The Sacred Valley of the Incas is a relaxed and incomparably beautiful stretch of small villages and ancient ruins spread across a broad plain and rugged mountain slopes northwest of Cusco. The Sacred Valley of the Incas is a valley in the Andes of Peru, close to the Inca capital of Cusco. It is fed by numerous rivers which descend through adjoining valleys and gorges, and contains numerous archaeological remains and villages. The valley was appreciated by the Incas due to its special geographical and climatic qualities. It was one of the empire's main points for the extraction of natural wealth, and the best place for maize production in Peru.
Through the valley rolls the revered Río Urubamba (called the Willcamayu by the Incas; today it is also called the Vilcanota in one section), a pivotal religious element of the Incas' cosmology. The Incas believed not only that the flow of the Urubamba was inexorably tied to the constellations and the mountain peaks, but also that the river was the earthbound counterpart of the Milky Way. With the river as its source, the fertile valley was a major center of agricultural production for the Incas, who grew native Andean crops such as white corn, coca, potatoes, and other fruits and vegetables in expansive fields and along spectacularly terraced mountain slopes.

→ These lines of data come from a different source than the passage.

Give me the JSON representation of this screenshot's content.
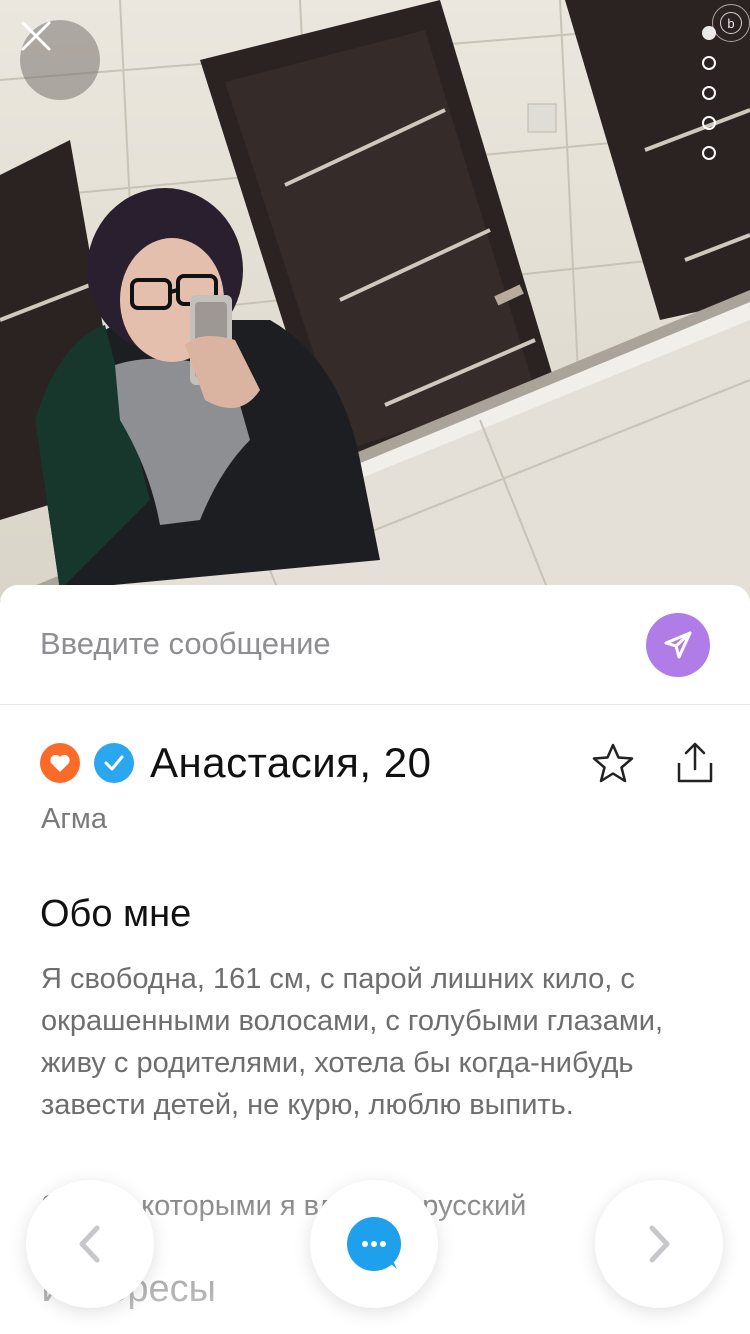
{
  "photo": {
    "description_icon": "profile-photo",
    "page_count": 5,
    "active_page": 1
  },
  "message": {
    "placeholder": "Введите сообщение"
  },
  "profile": {
    "name_age": "Анастасия, 20",
    "location": "Агма"
  },
  "about": {
    "title": "Обо мне",
    "text": "Я свободна, 161 см, с парой лишних кило, с окрашенными волосами, с голубыми глазами, живу с родителями, хотела бы когда-нибудь завести детей, не курю, люблю выпить."
  },
  "languages": {
    "text": "Языки, которыми я владею: русский"
  },
  "interests": {
    "title": "Интересы"
  },
  "colors": {
    "send_button": "#b07ce8",
    "heart_badge": "#fa6b29",
    "verified_badge": "#2aa7ef",
    "chat_button": "#1fa0ec"
  },
  "icons": {
    "close": "close-icon",
    "send": "send-icon",
    "heart": "heart-icon",
    "verified": "checkmark-icon",
    "favorite": "star-icon",
    "share": "share-icon",
    "previous": "chevron-left-icon",
    "chat": "chat-icon",
    "next": "chevron-right-icon"
  }
}
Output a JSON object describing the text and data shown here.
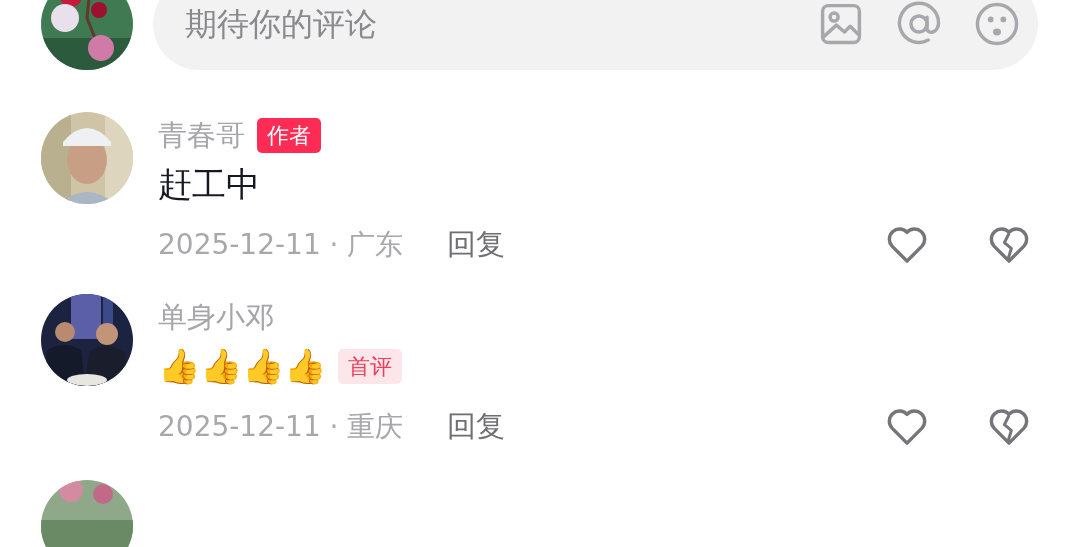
{
  "composer": {
    "placeholder": "期待你的评论"
  },
  "comments": [
    {
      "author": "青春哥",
      "badge": {
        "text": "作者",
        "kind": "author"
      },
      "content": "赶工中",
      "meta": "2025-12-11 · 广东",
      "reply": "回复",
      "liked": false,
      "disliked": false
    },
    {
      "author": "单身小邓",
      "content": "👍👍👍👍",
      "tag": {
        "text": "首评",
        "kind": "first"
      },
      "meta": "2025-12-11 · 重庆",
      "reply": "回复",
      "liked": false,
      "disliked": false
    }
  ]
}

Even though the villages of the Sacred Valley, stretching about 100km (62 miles) from Pisac to Ollantaytambo, are highlights of many tourist itineraries and are coveted by hotel developers, they remain starkly traditional. Quechua-speaking residents work the fields with primitive tools and harvest salt with methods unchanged since the days of the Incas, and market days although now conducted to attract the tourist trade as well as inter village commerce - remain important rituals.